Prep time: 25 minutes
Cook time: 40 minutes
Serves: 8
Ingredients
- 1 refrigerated rolled pie crust
- 1½ pounds Granny Smith apples (3 to 4 apples)
- ¼ cup firmly packed light brown sugar
- 1 tablespoon fresh lemon juice
- 1 tablespoon cornstarch
- 1 teaspoon ground cinnamon
- 1/8 teaspoon ground nutmeg
- 1/8 teaspoon salt
- 1 large egg
- 1 teaspoon water
- coarse sugar
- 3 tablespoons apple or apricot jelly
Instructions
- Allow the pie crust dough to stand at room temperature for about 15 minutes, then unroll it on a large sheet of parchment paper.
- Use a rolling pin to roll the pie dough out to a circle about 12 inches across.
- Use the parchment paper to transfer the crust to a large, rimmed baking sheet.
- Place in the refrigerator.
- Preheat the oven to 400 degrees.
- Peel, core and slice the apples into 1/8-inch to 1/4-inch slices.

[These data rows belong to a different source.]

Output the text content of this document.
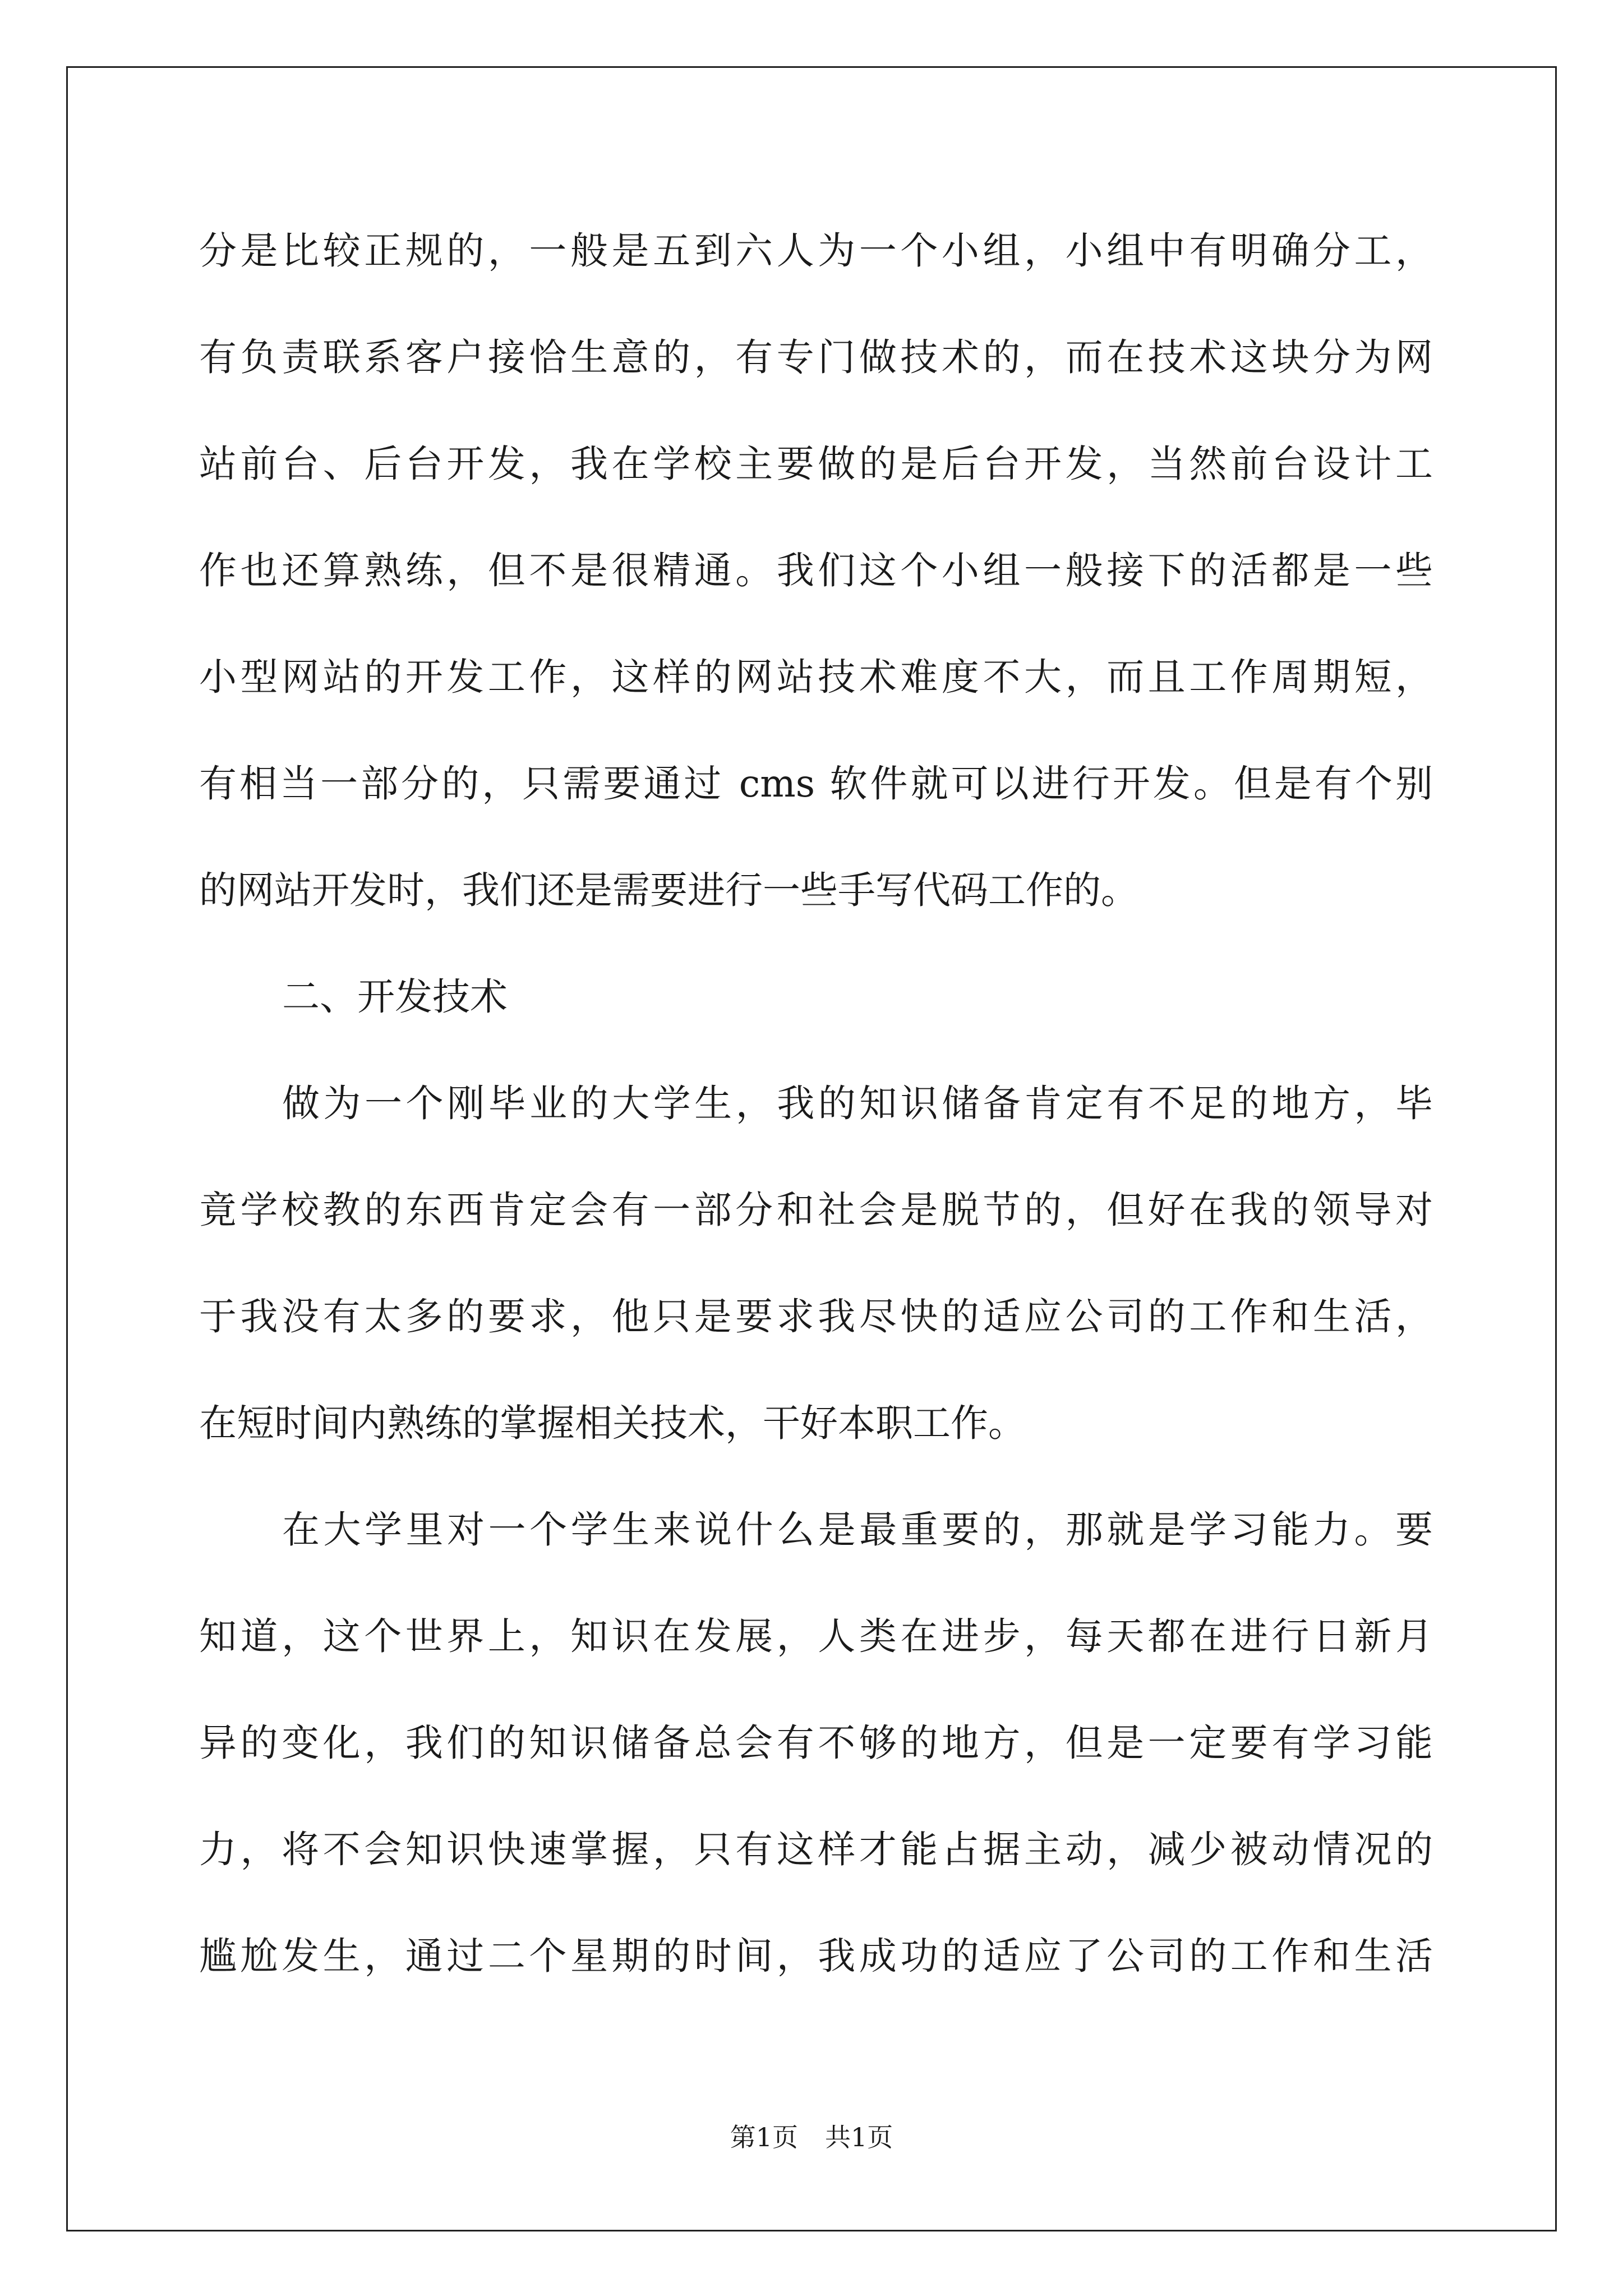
分是比较正规的，一般是五到六人为一个小组，小组中有明确分工，
有负责联系客户接恰生意的，有专门做技术的，而在技术这块分为网
站前台、后台开发，我在学校主要做的是后台开发，当然前台设计工
作也还算熟练，但不是很精通。我们这个小组一般接下的活都是一些
小型网站的开发工作，这样的网站技术难度不大，而且工作周期短，
有相当一部分的，只需要通过 cms 软件就可以进行开发。但是有个别
的网站开发时，我们还是需要进行一些手写代码工作的。
二、开发技术
做为一个刚毕业的大学生，我的知识储备肯定有不足的地方，毕
竟学校教的东西肯定会有一部分和社会是脱节的，但好在我的领导对
于我没有太多的要求，他只是要求我尽快的适应公司的工作和生活，
在短时间内熟练的掌握相关技术，干好本职工作。
在大学里对一个学生来说什么是最重要的，那就是学习能力。要
知道，这个世界上，知识在发展，人类在进步，每天都在进行日新月
异的变化，我们的知识储备总会有不够的地方，但是一定要有学习能
力，将不会知识快速掌握，只有这样才能占据主动，减少被动情况的
尴尬发生，通过二个星期的时间，我成功的适应了公司的工作和生活
第1页 共1页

Slice thinner for more tender apples or thicker for more texture.
- Add the apple slices to a large bowl and toss with the brown sugar, lemon juice, cornstarch, cinnamon, nutmeg and salt.
- Remove the crust from the fridge. Use a slotted spoon to transfer the apples into the center of the crust, allowing the liquid to remain in the bowl. Discard the liquid. Leave about a 2-inch border around the edge of the dough.
- Carefully fold the edges over onto the apples, crimping the edges that overlap together.
- In a small bowl, whisk the egg and water together to create an egg wash.
- Gently brush the egg wash mixture over the edges of the crust and sprinkle with coarse sugar, if desired.
- Bake for 35 to 45 minutes or until the crust is deep golden brown and the filling is bubbling.
- Allow to cool on the pan for about 30 minutes before using the parchment to transfer the galette to a cooling rack to cool completely.
- Place the apple jelly in a small bowl and microwave 20 to 30 seconds or until melted.
- Brush the melted jelly over the apples.
- Slice and serve with whipped cream or a scoop of vanilla ice cream.
- Store, tightly sealed, at room temperature for up to two days or up to five days in the refrigerator.
Recipe notes
Nutritional information: 202 kilocalories; carbohydrates, 35 grams; fat, 6 grams.